7. August 2018

Elia Erhart: „Aufwärtstrend am Nürburgring deutlich spürbar“

© Marko Tarrach

© Marko Tarrach

Nach einem eher schwierigen Saisonstart im ADAC GT Masters kommen Elia Erhart und sein Team EFP by TECE inzwischen immer besser zurecht. So konnte man beim Gastspiel auf dem Nürburgring einen weiteren bedeutenden Schritt nach vorne machen und den Aufwärtstrend damit erfolgreich bestätigen.

„Als komplett neu formiertes Team war schon vor dieser Saison klar, dass es gerade zu Beginn alles andere als einfach werden wird. Umso schöner ist es nun jedoch zusehen, wie wir uns wirklich von Lauf zu Lauf steigern. Gerade hier am Nürburgring war festzustellen, dass wir vom Grundspeed mit unserem Audi R8 LMS noch einmal deutlich zulegen konnten und wesentlich näher an die Spitzenfahrzeuge herangekommen sind. Insgesamt stimmt mich das extrem zuversichtlich für den Rest der Saison“, so Erhart.

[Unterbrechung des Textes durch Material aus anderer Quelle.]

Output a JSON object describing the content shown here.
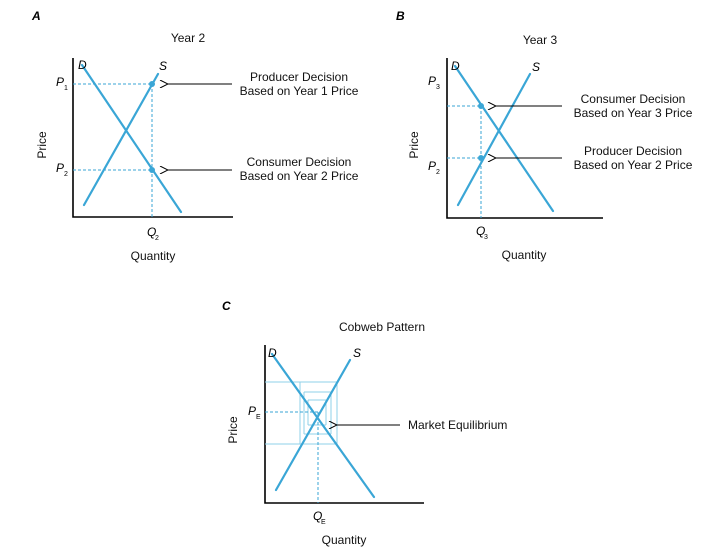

Das Rennwochenende auf dem Nürburgring wurde vor allem von den hohen Außentemperaturen geprägt. Werte jenseits der 30-Grad-Marke stellten Mensch und Material vor eine große Herausforderung. Trotz der enormen Hitze galt es also einen einigermaßen kühlen Kopf zu bewahren.

Zunächst stand für Elia Erhart das erste Qualifying auf dem Programm. Der Röttenbacher konnte sich zwar erfolgreich auf die Bedingungen einstellen, mehr als der 33. Startplatz war am Ende jedoch nicht möglich. „Ich bin leider in meinen beiden schnellen gezeiteten Runden im Verkehr stecken geblieben und aufgehalten worden. Das ist extrem schade, denn bei diesem starken Feld braucht man eine perfekte Runde, um einigermaßen vorne mit dabei sein zu können. Es ist schon echt Wahnsinn, dass die ersten 31 Fahrzeuge innerhalb von einer Sekunde liegen.“

Im Rennen konnte Erhart dann deutlich zulegen. Gemeinsam mit seinem Teamgefährten Pierre Kaffer machte er einige Positionen gut und konnte auch von dem ein oder anderen Ausfall profitieren. Am Ende überquerte das Fahrerduo vom Team EFP by TECE auf dem 17. Platz die Zielflagge. „Wir haben alles gegeben und konnten uns gegenüber dem Qualifying doch deutlich steigern. Ich selbst hatte auf der Strecke rundenlang ein tolles Duell mit dem Audi R8 LMS von Land Motorsport, das extrem viel Spaß gemacht hat“, berichtete Erhart anschließend.

Am Sonntag hatte das Wetter einen noch größeren Einfluss auf die Strategie. So entschied sich das Team rund um Elia Erhart dafür, gleich zu Beginn des zweiten Qualifyings eine Zeit zu setzen. „Wir wollten die kälteren Temperaturen zu Beginn für eine schnelle Rundenzeit ausnutzen, leider ist die Strecke jedoch kurz vor Ablauf des Qualifyings wiedererwarten schneller geworden. Mehr als Startplatz 28 war für Pierre somit nicht möglich.“

Im Rennen knüpften die beiden Piloten an die starke Performance des Vortages an. So konnte man bis zum Pflichtboxenstopp einige Positionen gutmachen. Wegen eines unglücklichen Timings fiel man anschließend jedoch wieder etwas zurück. „Im Nachhinein wäre es besser gewesen, wenn wir ein paar Runden länger draußen geblieben wären. Ich bin nach dem Stopp in einer Viererkampfgruppe herausgekommen und habe dabei viel Zeit verloren. Unsere direkte Konkurrenz kam etwas später zum Stopp als wir und hatte bis dahin auf der Strecke freie Fahrt. Dadurch haben sie uns leider überholt“, so Erhart, der schließlich auf dem 27. Platz die Ziellinie überquerte.